Há uma escassez de textos de Trotsky, líder do Exército Vermelho durante a guerra civil russa de 1918-1921, anteriores a 1927 traduzidos em português. Quero começar a suprir tal falta agora, com esta tradução que fiz, aparecida pela primeira vez em português. De fato, esta breve carta, como outros escritos, estão reunidos nas Obras de Trotsky que pararam de ser publicadas na URSS em 1927, quando ele caiu em desgraça perante o regime de Stalin. A relação completa desses escritos em russo, organizados por tomo e por ordem alfabética de título, pode ser acessada aqui.

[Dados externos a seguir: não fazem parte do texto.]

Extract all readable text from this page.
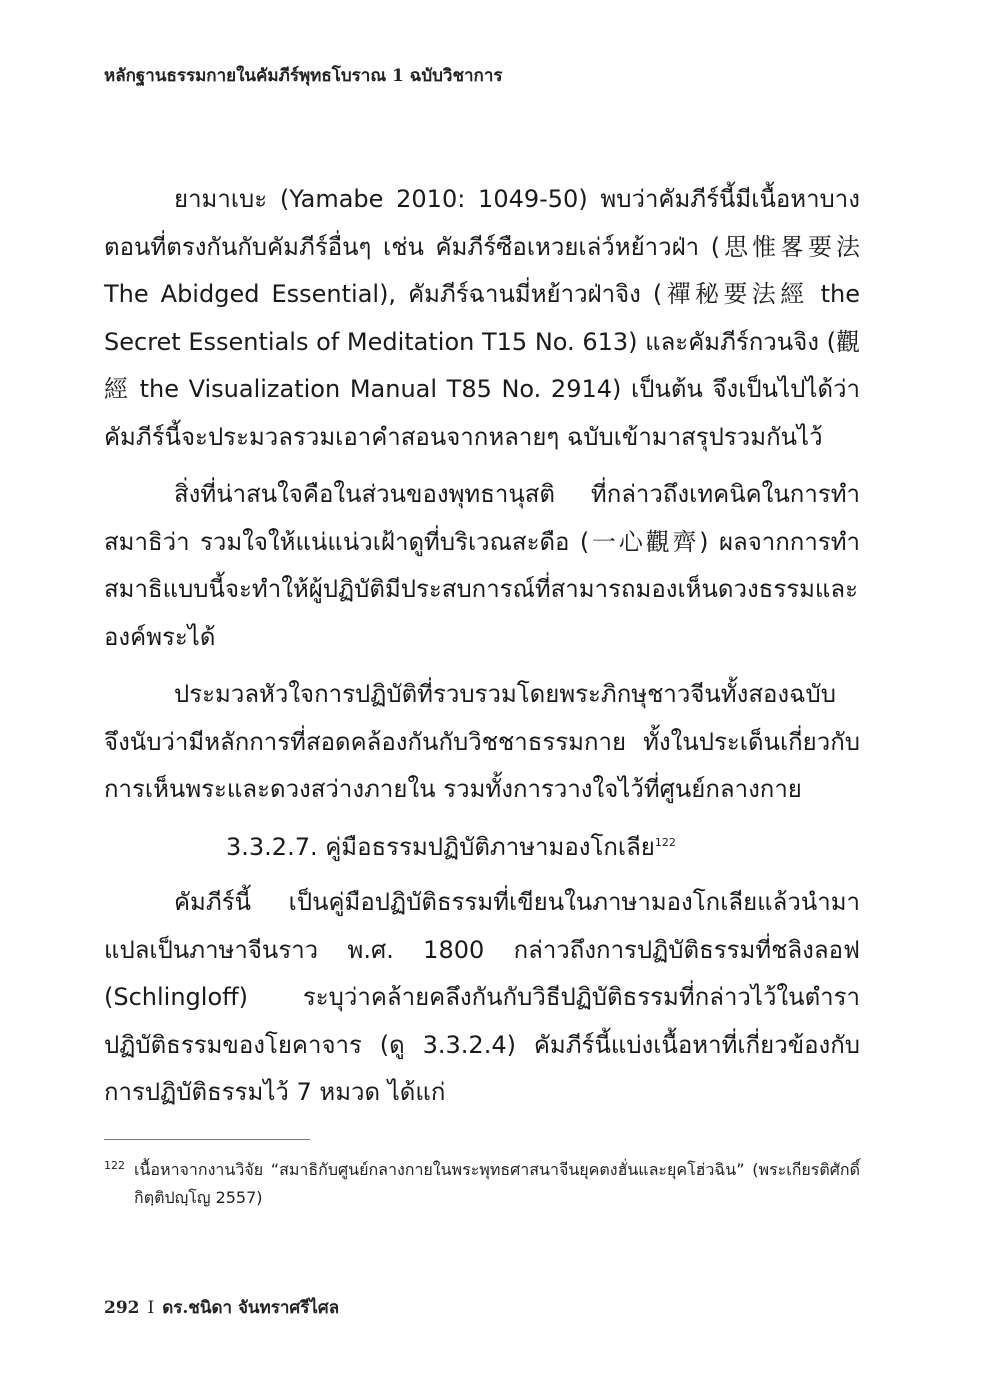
หลักฐานธรรมกายในคัมภีร์พุทธโบราณ 1 ฉบับวิชาการ

ยามาเบะ (Yamabe 2010: 1049-50) พบว่าคัมภีร์นี้มีเนื้อหาบางตอนที่ตรงกันกับคัมภีร์อื่นๆ เช่น คัมภีร์ซือเหวยเล่ว์หย้าวฝ่า (思惟畧要法 The Abidged Essential), คัมภีร์ฉานมี่หย้าวฝ่าจิง (禪秘要法經 the Secret Essentials of Meditation T15 No. 613) และคัมภีร์กวนจิง (觀經 the Visualization Manual T85 No. 2914) เป็นต้น จึงเป็นไปได้ว่าคัมภีร์นี้จะประมวลรวมเอาคำสอนจากหลายๆ ฉบับเข้ามาสรุปรวมกันไว้

สิ่งที่น่าสนใจคือในส่วนของพุทธานุสติ ที่กล่าวถึงเทคนิคในการทำสมาธิว่า รวมใจให้แน่แน่วเฝ้าดูที่บริเวณสะดือ (一心觀齊) ผลจากการทำสมาธิแบบนี้จะทำให้ผู้ปฏิบัติมีประสบการณ์ที่สามารถมองเห็นดวงธรรมและองค์พระได้

ประมวลหัวใจการปฏิบัติที่รวบรวมโดยพระภิกษุชาวจีนทั้งสองฉบับจึงนับว่ามีหลักการที่สอดคล้องกันกับวิชชาธรรมกาย ทั้งในประเด็นเกี่ยวกับการเห็นพระและดวงสว่างภายใน รวมทั้งการวางใจไว้ที่ศูนย์กลางกาย

3.3.2.7. คู่มือธรรมปฏิบัติภาษามองโกเลีย$^{122}$

คัมภีร์นี้ เป็นคู่มือปฏิบัติธรรมที่เขียนในภาษามองโกเลียแล้วนำมาแปลเป็นภาษาจีนราว พ.ศ. 1800 กล่าวถึงการปฏิบัติธรรมที่ชลิงลอฟ (Schlingloff) ระบุว่าคล้ายคลึงกันกับวิธีปฏิบัติธรรมที่กล่าวไว้ในตำราปฏิบัติธรรมของโยคาจาร (ดู 3.3.2.4) คัมภีร์นี้แบ่งเนื้อหาที่เกี่ยวข้องกับการปฏิบัติธรรมไว้ 7 หมวด ได้แก่

122 เนื้อหาจากงานวิจัย “สมาธิกับศูนย์กลางกายในพระพุทธศาสนาจีนยุคตงฮั่นและยุคโฮ่วฉิน” (พระเกียรติศักดิ์ กิตฺติปญฺโญ 2557)
292 I ดร.ชนิดา จันทราศรีไศล
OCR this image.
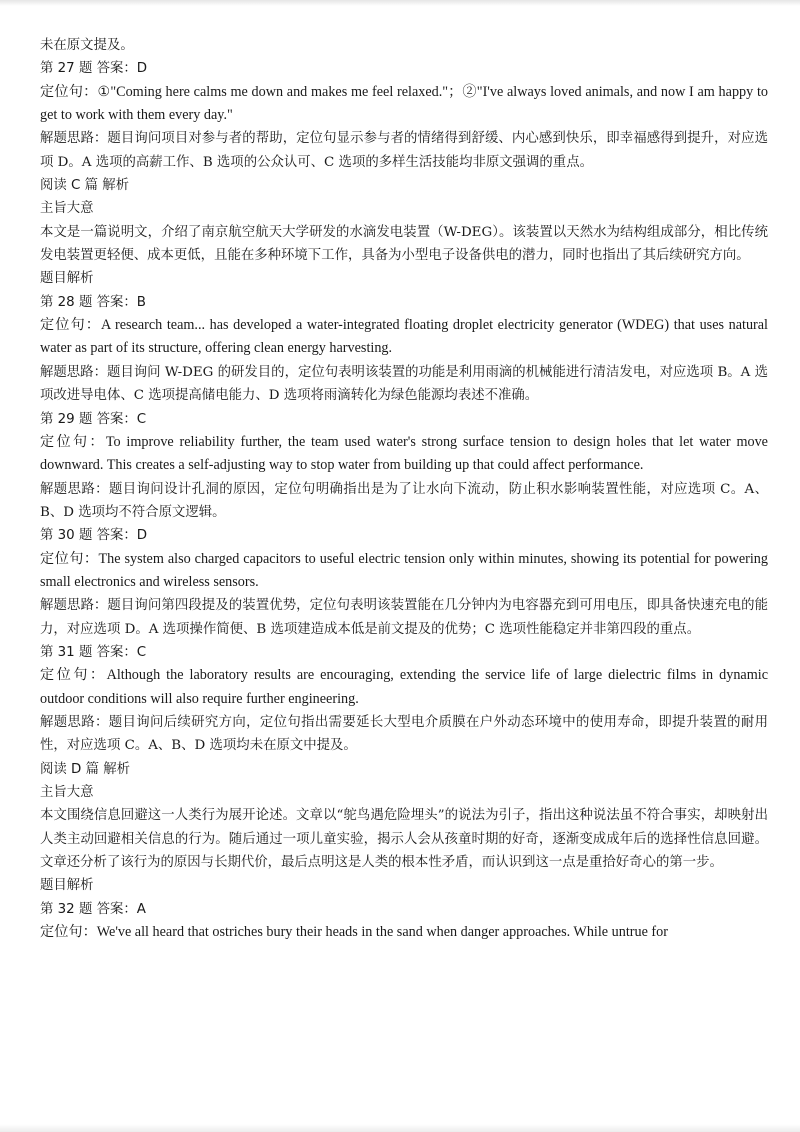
未在原文提及。
第 27 题 答案：D
定位句：①"Coming here calms me down and makes me feel relaxed."；②"I've always loved animals, and now I am happy to get to work with them every day."
解题思路：题目询问项目对参与者的帮助，定位句显示参与者的情绪得到舒缓、内心感到快乐，即幸福感得到提升，对应选项 D。A 选项的高薪工作、B 选项的公众认可、C 选项的多样生活技能均非原文强调的重点。
阅读 C 篇 解析
主旨大意
本文是一篇说明文，介绍了南京航空航天大学研发的水滴发电装置（W-DEG）。该装置以天然水为结构组成部分，相比传统发电装置更轻便、成本更低，且能在多种环境下工作，具备为小型电子设备供电的潜力，同时也指出了其后续研究方向。
题目解析
第 28 题 答案：B
定位句：A research team... has developed a water-integrated floating droplet electricity generator (WDEG) that uses natural water as part of its structure, offering clean energy harvesting.
解题思路：题目询问 W-DEG 的研发目的，定位句表明该装置的功能是利用雨滴的机械能进行清洁发电，对应选项 B。A 选项改进导电体、C 选项提高储电能力、D 选项将雨滴转化为绿色能源均表述不准确。
第 29 题 答案：C
定位句：To improve reliability further, the team used water's strong surface tension to design holes that let water move downward. This creates a self-adjusting way to stop water from building up that could affect performance.
解题思路：题目询问设计孔洞的原因，定位句明确指出是为了让水向下流动，防止积水影响装置性能，对应选项 C。A、B、D 选项均不符合原文逻辑。
第 30 题 答案：D
定位句：The system also charged capacitors to useful electric tension only within minutes, showing its potential for powering small electronics and wireless sensors.
解题思路：题目询问第四段提及的装置优势，定位句表明该装置能在几分钟内为电容器充到可用电压，即具备快速充电的能力，对应选项 D。A 选项操作简便、B 选项建造成本低是前文提及的优势；C 选项性能稳定并非第四段的重点。
第 31 题 答案：C
定位句：Although the laboratory results are encouraging, extending the service life of large dielectric films in dynamic outdoor conditions will also require further engineering.
解题思路：题目询问后续研究方向，定位句指出需要延长大型电介质膜在户外动态环境中的使用寿命，即提升装置的耐用性，对应选项 C。A、B、D 选项均未在原文中提及。
阅读 D 篇 解析
主旨大意
本文围绕信息回避这一人类行为展开论述。文章以“鸵鸟遇危险埋头”的说法为引子，指出这种说法虽不符合事实，却映射出人类主动回避相关信息的行为。随后通过一项儿童实验，揭示人会从孩童时期的好奇，逐渐变成成年后的选择性信息回避。文章还分析了该行为的原因与长期代价，最后点明这是人类的根本性矛盾，而认识到这一点是重拾好奇心的第一步。
题目解析
第 32 题 答案：A
定位句：We've all heard that ostriches bury their heads in the sand when danger approaches. While untrue for
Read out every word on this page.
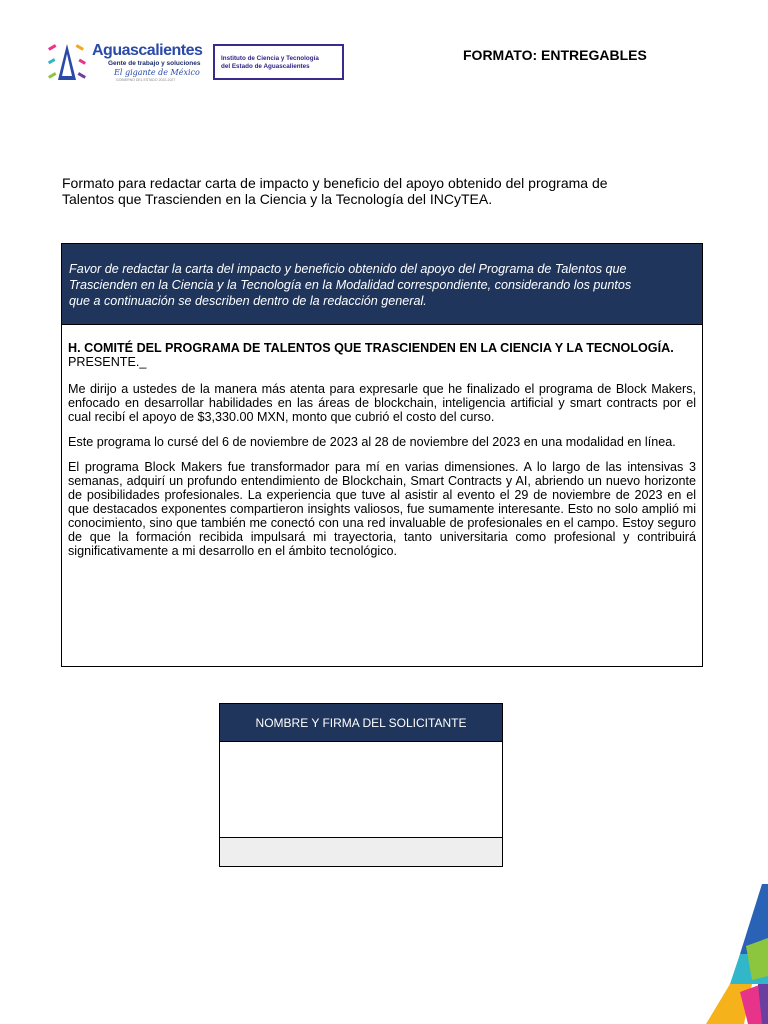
Aguascalientes
Gente de trabajo y soluciones
El gigante de México
GOBIERNO DEL ESTADO 2022-2027
Instituto de Ciencia y Tecnología
del Estado de Aguascalientes
FORMATO: ENTREGABLES
Formato para redactar carta de impacto y beneficio del apoyo obtenido del programa de
Talentos que Trascienden en la Ciencia y la Tecnología del INCyTEA.
Favor de redactar la carta del impacto y beneficio obtenido del apoyo del Programa de Talentos que
Trascienden en la Ciencia y la Tecnología en la Modalidad correspondiente, considerando los puntos
que a continuación se describen dentro de la redacción general.
H. COMITÉ DEL PROGRAMA DE TALENTOS QUE TRASCIENDEN EN LA CIENCIA Y LA TECNOLOGÍA.
PRESENTE._

Me dirijo a ustedes de la manera más atenta para expresarle que he finalizado el programa de Block Makers, enfocado en desarrollar habilidades en las áreas de blockchain, inteligencia artificial y smart contracts por el cual recibí el apoyo de $3,330.00 MXN, monto que cubrió el costo del curso.

Este programa lo cursé del 6 de noviembre de 2023 al 28 de noviembre del 2023 en una modalidad en línea.

El programa Block Makers fue transformador para mí en varias dimensiones. A lo largo de las intensivas 3 semanas, adquirí un profundo entendimiento de Blockchain, Smart Contracts y AI, abriendo un nuevo horizonte de posibilidades profesionales. La experiencia que tuve al asistir al evento el 29 de noviembre de 2023 en el que destacados exponentes compartieron insights valiosos, fue sumamente interesante. Esto no solo amplió mi conocimiento, sino que también me conectó con una red invaluable de profesionales en el campo. Estoy seguro de que la formación recibida impulsará mi trayectoria, tanto universitaria como profesional y contribuirá significativamente a mi desarrollo en el ámbito tecnológico.

NOMBRE Y FIRMA DEL SOLICITANTE
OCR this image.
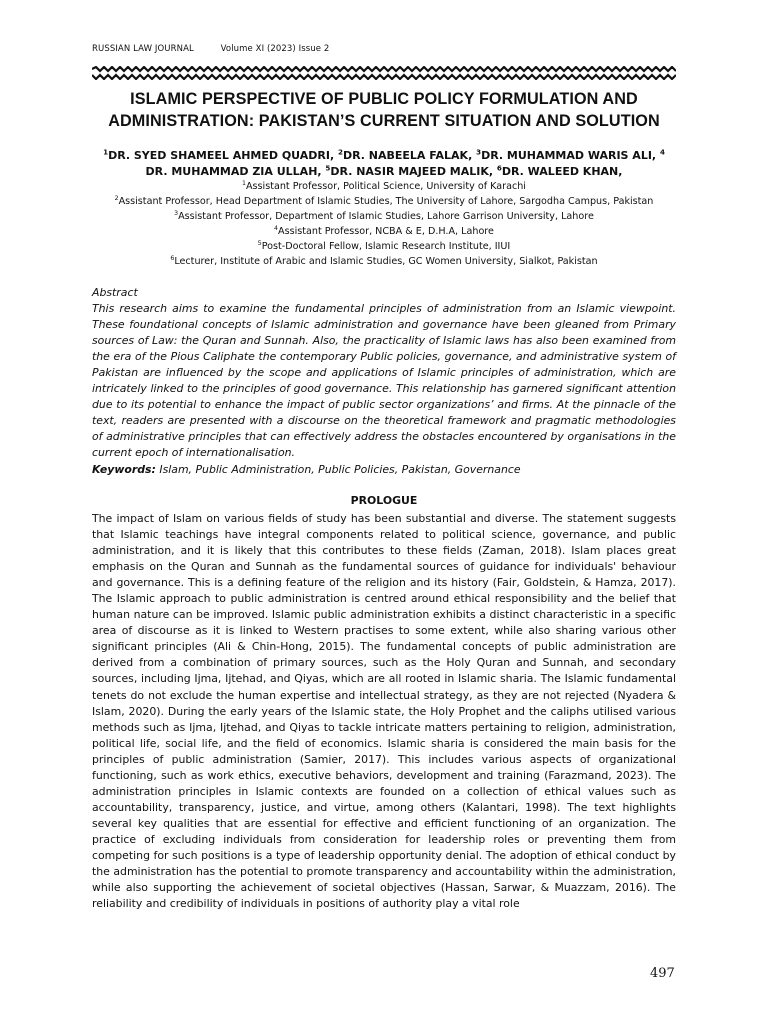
RUSSIAN LAW JOURNAL	Volume XI (2023) Issue 2
ISLAMIC PERSPECTIVE OF PUBLIC POLICY FORMULATION AND
ADMINISTRATION: PAKISTAN’S CURRENT SITUATION AND SOLUTION
$^1$DR. SYED SHAMEEL AHMED QUADRI, $^2$DR. NABEELA FALAK, $^3$DR. MUHAMMAD WARIS ALI, $^4$
DR. MUHAMMAD ZIA ULLAH, $^5$DR. NASIR MAJEED MALIK, $^6$DR. WALEED KHAN,
$^1$Assistant Professor, Political Science, University of Karachi
$^2$Assistant Professor, Head Department of Islamic Studies, The University of Lahore, Sargodha Campus, Pakistan
$^3$Assistant Professor, Department of Islamic Studies, Lahore Garrison University, Lahore
$^4$Assistant Professor, NCBA & E, D.H.A, Lahore
$^5$Post-Doctoral Fellow, Islamic Research Institute, IIUI
$^6$Lecturer, Institute of Arabic and Islamic Studies, GC Women University, Sialkot, Pakistan
Abstract

This research aims to examine the fundamental principles of administration from an Islamic viewpoint. These foundational concepts of Islamic administration and governance have been gleaned from Primary sources of Law: the Quran and Sunnah. Also, the practicality of Islamic laws has also been examined from the era of the Pious Caliphate the contemporary Public policies, governance, and administrative system of Pakistan are influenced by the scope and applications of Islamic principles of administration, which are intricately linked to the principles of good governance. This relationship has garnered significant attention due to its potential to enhance the impact of public sector organizations’ and firms. At the pinnacle of the text, readers are presented with a discourse on the theoretical framework and pragmatic methodologies of administrative principles that can effectively address the obstacles encountered by organisations in the current epoch of internationalisation.

Keywords: Islam, Public Administration, Public Policies, Pakistan, Governance
PROLOGUE

The impact of Islam on various fields of study has been substantial and diverse. The statement suggests that Islamic teachings have integral components related to political science, governance, and public administration, and it is likely that this contributes to these fields (Zaman, 2018). Islam places great emphasis on the Quran and Sunnah as the fundamental sources of guidance for individuals' behaviour and governance. This is a defining feature of the religion and its history (Fair, Goldstein, & Hamza, 2017). The Islamic approach to public administration is centred around ethical responsibility and the belief that human nature can be improved. Islamic public administration exhibits a distinct characteristic in a specific area of discourse as it is linked to Western practises to some extent, while also sharing various other significant principles (Ali & Chin-Hong, 2015). The fundamental concepts of public administration are derived from a combination of primary sources, such as the Holy Quran and Sunnah, and secondary sources, including Ijma, Ijtehad, and Qiyas, which are all rooted in Islamic sharia. The Islamic fundamental tenets do not exclude the human expertise and intellectual strategy, as they are not rejected (Nyadera & Islam, 2020). During the early years of the Islamic state, the Holy Prophet and the caliphs utilised various methods such as Ijma, Ijtehad, and Qiyas to tackle intricate matters pertaining to religion, administration, political life, social life, and the field of economics. Islamic sharia is considered the main basis for the principles of public administration (Samier, 2017). This includes various aspects of organizational functioning, such as work ethics, executive behaviors, development and training (Farazmand, 2023). The administration principles in Islamic contexts are founded on a collection of ethical values such as accountability, transparency, justice, and virtue, among others (Kalantari, 1998). The text highlights several key qualities that are essential for effective and efficient functioning of an organization. The practice of excluding individuals from consideration for leadership roles or preventing them from competing for such positions is a type of leadership opportunity denial. The adoption of ethical conduct by the administration has the potential to promote transparency and accountability within the administration, while also supporting the achievement of societal objectives (Hassan, Sarwar, & Muazzam, 2016). The reliability and credibility of individuals in positions of authority play a vital role

497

A carta intitulada “Atenção à teoria” (no original em russo, “Vnimanie k teorii”) foi originalmente enviada à redação da revista soviética Pod znamenem marksizma (Sob a Bandeira do Marxismo) e publicada em seu número 1-2 de janeiro-fevereiro de 1922, e posteriormente, em 1927, nas Sochinenia (Obras) de Trotsky, série VI (“Problemas da cultura”), tomo 21 (“Cultura do período de transição”). A referência mais famosa à carta se encontra no artigo “Sobre o significado do materialismo militante” (página em russo), de Vladimir Lenin, publicado no número 3 da referida revista e reproduzido no tomo 45 da 5.ª edição de suas Obras completas de 1986 (em português, ainda não digitalizado, no tomo 3 das Obras escolhidas em três tomos da Avante/Progresso e reimpressa no Brasil pela Alfa-Omega), em que corrobora todas as observações de Trotsky sobre a função da revista no contexto social soviético do início dos anos 1920.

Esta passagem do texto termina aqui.